Die Festlegung einer brauchbaren allgemeinen geometrischen Spezifikation hängt primär von verschiedenen Gegebenheiten ab, wie zum Beispiel:
- Werkstoff (z. B. Metall oder Kunststoff). So ist beispielsweise bei Kunststoffen durch Schwindungseffekte die Veränderung der Entfernung von "gegenüberliegenden" Geometrieelementen davon abhängig, wie weit diese voneinander entfernt sind. Eine Möglichkeit zur Spezifikation einer variablen, entfernungsabhängigen Toleranzzonenweite findet sich in ISO 20457, jedoch wird dieser Ansatz nicht konsequent zu Ende geführt, sodass ISO 20457 als Norm für die allgemeine Tolerierung letztlich unbrauchbar ist.
- Fertigungsverfahren (z.

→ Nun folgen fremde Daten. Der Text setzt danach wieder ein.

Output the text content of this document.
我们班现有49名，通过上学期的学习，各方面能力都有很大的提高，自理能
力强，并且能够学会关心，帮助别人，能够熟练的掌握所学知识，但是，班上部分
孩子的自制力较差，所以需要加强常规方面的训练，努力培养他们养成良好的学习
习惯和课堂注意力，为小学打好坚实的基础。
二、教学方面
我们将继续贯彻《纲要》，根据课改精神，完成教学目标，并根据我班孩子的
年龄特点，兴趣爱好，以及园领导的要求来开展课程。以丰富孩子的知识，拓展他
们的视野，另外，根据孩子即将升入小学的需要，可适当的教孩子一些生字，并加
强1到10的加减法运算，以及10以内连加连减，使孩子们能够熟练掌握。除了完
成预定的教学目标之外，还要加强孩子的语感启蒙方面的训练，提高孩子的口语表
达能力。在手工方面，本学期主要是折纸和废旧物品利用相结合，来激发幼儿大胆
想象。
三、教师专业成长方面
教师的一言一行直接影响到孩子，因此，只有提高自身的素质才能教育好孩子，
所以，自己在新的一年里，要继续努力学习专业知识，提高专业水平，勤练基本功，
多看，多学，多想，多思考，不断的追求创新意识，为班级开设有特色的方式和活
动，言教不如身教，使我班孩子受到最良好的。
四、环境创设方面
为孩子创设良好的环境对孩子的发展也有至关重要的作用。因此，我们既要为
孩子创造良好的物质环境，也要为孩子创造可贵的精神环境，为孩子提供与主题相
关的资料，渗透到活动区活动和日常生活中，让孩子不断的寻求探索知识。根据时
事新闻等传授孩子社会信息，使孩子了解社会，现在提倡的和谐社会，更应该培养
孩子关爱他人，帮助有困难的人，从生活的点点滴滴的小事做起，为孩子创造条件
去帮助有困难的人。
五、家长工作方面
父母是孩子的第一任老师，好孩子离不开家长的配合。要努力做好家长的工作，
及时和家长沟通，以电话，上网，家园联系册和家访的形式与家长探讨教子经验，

B. unbearbeitete Metallgussteile oder spanend bearbeitete Bauteile).
- Größe und Geometrie des Bauteils.
Bei der Festlegung einer allgemeinen geometrischen Spezifikation muss u. a. auch darauf geachtet werden, dass lineare Größenmaßelemente vom Typ „Parallelebenenpaar“ (z. B. "Wanddicken") und kleinen Nennwerten des linearen Größenmaßes von der allgemeinen geometrischen Tolerierung ausgenommen und separat toleriert werden (z. B. mit einem sphärischen Größenmaß nach ISO 14405-1 oder einer individuellen geometrischen Toleranz), um zu geringe oder gar "negative" Wanddicken zu vermeiden.
Allgemeine geometrische Spezifikation vs. „klassische“ allgemeine Tolerierung (z. B. ISO 2768-1/-2)

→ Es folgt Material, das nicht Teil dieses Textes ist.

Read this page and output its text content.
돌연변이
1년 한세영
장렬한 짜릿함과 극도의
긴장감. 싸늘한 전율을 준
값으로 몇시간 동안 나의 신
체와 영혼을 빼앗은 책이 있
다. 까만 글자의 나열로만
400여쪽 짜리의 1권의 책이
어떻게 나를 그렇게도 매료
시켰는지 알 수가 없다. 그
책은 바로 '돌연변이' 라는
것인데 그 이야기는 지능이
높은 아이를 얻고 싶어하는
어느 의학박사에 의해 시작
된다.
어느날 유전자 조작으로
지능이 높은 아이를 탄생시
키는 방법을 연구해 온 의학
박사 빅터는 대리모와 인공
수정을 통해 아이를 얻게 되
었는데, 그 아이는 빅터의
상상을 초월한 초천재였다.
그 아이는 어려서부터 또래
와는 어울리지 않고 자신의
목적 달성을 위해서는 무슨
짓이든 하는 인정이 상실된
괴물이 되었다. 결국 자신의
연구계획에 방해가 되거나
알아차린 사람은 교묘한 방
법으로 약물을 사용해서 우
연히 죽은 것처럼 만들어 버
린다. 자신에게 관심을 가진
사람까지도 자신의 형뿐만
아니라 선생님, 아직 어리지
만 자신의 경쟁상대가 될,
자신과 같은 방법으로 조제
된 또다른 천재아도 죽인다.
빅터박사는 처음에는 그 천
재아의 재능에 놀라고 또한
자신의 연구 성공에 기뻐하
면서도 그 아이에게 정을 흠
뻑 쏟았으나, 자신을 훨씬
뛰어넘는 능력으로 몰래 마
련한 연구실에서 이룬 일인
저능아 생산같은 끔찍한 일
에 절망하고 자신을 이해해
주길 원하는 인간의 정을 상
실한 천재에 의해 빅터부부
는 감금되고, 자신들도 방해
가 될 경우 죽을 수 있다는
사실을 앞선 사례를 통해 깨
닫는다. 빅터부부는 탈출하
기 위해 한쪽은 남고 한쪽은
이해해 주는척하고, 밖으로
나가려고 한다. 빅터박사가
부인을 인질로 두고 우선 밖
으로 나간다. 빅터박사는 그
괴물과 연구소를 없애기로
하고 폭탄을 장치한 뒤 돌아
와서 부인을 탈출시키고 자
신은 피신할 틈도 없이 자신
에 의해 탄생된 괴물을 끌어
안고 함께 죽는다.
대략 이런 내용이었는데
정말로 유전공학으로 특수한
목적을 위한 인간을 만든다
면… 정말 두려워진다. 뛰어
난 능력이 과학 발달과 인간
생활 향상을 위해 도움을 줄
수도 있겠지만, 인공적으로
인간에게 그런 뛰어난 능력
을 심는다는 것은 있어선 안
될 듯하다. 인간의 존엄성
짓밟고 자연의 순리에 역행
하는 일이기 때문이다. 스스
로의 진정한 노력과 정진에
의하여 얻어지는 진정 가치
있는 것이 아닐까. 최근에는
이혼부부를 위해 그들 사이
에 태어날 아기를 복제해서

Grundsätzlich sollte auf die Spezifikation „klassischer“ Normen zur allgemeinen Tolerierung - soweit als möglich - verzichtet werden. Insbesondere sollte aber die weit verbreitete ISO 2768-1 und ISO 2768-2 (zurückgezogen) nicht mehr angewandt werden, da:
- ISO 2768-1 teilweise im Widerspruch zum GPS-Normensystem der ISO steht und diesbezüglich mehrdeutige Nicht-Größenmaße (z. B. lineare Abstände oder Radien; siehe auch ISO 14405-2) durch die Toleranznorm erfasst werden,
- ISO 2768-1 und -2 - wie alle Normen zur allgemeinen Tolerierung, die nicht dem GPS-Normensystem der ISO angehören - nicht in Zusammenhang mit CAD-Daten (Nenngeometrie ist im CAD-Datensatz spezifiziert) verwendet werden können (Spezifikationsmehrdeutigkeit wegen Nennmaßabhängigkeit des Toleranzwertes),
- ISO 2768-2 - wie alle Normen zur allgemeinen Tolerierung, die nicht dem GPS-Normensystem der ISO angehören – lückenhaft sind, da nicht alle geometrischen Merkmale erfasst werden (z. B. Linien- und Flächenprofil)
- ISO 2768-2 mehrdeutig ist, da nicht immer eindeutig zwischen Bezugselement und toleriertem Geometrieelement unterschieden werden kann (z. B. Symmetrie).
- Eine Überschreitung der indirekt spezifizierten Toleranzen nicht unmittelbar zur Zurückweisung führen darf (Beweislastumkehr).